Consumer confidence up, but does it really matter?

by Julia Corderoy22 Jan 2015
Consumer confidence has appeared to bounce back in January, increasing 2.4% over the month. However, does the increase in confidence really matter?

The Westpac Melbourne Institute Index of Consumer Sentiment increased from 91.1 in December to 93.2 in January, following a sharp fall in December. Westpac’s Chief Economist Bill Evans said it is encouraging to see the Index rise above what is normally expected in January.

“It is encouraging to at least see an increase in the Index. To be sure, the increase is not just reflecting a regular ‘holiday boost’ to sentiment that can be expected at this time of the year. The Index is seasonally adjusted so the rise indicates that sentiment has lifted over and above the rise normally seen in January.”

However, Evans said when it is assessed in the context of the sharp 5.7% fall in the Index in December it is not a particularly strong result.

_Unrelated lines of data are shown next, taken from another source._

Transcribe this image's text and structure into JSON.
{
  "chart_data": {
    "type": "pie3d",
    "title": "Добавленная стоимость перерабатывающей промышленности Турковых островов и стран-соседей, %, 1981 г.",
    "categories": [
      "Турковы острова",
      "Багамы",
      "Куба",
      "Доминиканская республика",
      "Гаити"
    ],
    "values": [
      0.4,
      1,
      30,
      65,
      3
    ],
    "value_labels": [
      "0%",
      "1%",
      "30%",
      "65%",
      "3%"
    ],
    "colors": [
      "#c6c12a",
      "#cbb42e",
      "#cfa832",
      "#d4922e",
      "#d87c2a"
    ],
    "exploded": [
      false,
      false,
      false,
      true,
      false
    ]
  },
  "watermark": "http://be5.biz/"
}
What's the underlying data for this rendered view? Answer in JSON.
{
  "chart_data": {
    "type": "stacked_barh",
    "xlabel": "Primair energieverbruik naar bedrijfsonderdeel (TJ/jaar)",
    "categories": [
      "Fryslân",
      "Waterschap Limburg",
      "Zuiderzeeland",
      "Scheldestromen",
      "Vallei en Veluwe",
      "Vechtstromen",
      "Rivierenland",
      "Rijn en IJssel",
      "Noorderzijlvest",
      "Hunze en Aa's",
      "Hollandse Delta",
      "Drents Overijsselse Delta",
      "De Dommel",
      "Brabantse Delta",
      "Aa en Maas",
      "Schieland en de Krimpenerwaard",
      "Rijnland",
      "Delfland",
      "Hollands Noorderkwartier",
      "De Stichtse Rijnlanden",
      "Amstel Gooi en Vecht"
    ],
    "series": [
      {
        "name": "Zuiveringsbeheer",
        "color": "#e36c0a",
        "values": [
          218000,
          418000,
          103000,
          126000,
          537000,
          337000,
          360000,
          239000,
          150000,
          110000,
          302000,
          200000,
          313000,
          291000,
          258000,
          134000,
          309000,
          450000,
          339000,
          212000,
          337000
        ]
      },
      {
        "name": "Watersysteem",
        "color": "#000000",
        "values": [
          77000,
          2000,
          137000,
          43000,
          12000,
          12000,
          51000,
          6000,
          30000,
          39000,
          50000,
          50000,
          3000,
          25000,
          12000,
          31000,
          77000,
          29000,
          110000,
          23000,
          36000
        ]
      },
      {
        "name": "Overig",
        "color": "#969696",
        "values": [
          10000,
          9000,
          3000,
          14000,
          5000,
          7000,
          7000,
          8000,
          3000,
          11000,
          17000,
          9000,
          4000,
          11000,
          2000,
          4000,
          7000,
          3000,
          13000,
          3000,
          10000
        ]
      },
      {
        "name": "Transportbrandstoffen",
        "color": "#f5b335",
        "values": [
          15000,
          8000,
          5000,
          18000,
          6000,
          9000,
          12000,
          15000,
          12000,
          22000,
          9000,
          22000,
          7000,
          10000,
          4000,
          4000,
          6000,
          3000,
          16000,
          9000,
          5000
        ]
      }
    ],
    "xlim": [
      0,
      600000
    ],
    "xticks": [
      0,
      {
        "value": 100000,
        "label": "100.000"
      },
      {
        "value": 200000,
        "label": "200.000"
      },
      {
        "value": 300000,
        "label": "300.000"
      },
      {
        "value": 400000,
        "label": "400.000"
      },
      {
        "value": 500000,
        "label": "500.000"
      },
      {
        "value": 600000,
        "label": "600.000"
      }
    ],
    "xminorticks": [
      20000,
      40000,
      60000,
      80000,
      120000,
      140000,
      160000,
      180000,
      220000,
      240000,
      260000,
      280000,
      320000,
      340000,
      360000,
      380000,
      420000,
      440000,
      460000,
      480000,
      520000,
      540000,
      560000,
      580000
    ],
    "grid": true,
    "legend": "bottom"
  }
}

“The Index is still down by 9.7% on a year ago and really only back at the levels we saw in the immediate aftermath of the Federal Budget when the Index had tumbled by 6.8%. At 93.2 the Index level indicates pessimists still outnumber optimists by a significant majority.”

The increased confidence can be attributed to the positive employment outlook and falling petrol prices.  However, Evans said the movements in the components of the index were disappointing.

“The sub-index tracking views on ‘family finances versus a year ago’ fell by 3.9% to be down 8.5% over the year, while that tracking ‘family finances over the next 12 months’ rose by a modest 1.2% to be down by 4.5% over the year.

“Despite the sharp falls in the ‘economic outlook’ components in December there was essentially no bounce-back in January. The sub-index tracking expectations for ‘economic conditions over the next 12 months’ fell by 0.7%, and the sub-index on ‘economic conditions over the next 5 years’ fell by 1.6%.”

Housing market sentiment did improve in January, according to the survey, but it is still down when compared to its levels a year ago – indicating that the gloss is coming off the property market.

“The index tracing assessments of ‘time to buy a dwelling’ increased by 9.4% following the 10.8% fall in the index in December .The index is still 11.4% below its one year ago level. This reversal of the December result removes some downside risk to the outlook for housing demand but does not change the more general picture of cooling sentiment towards housing,” Evans said.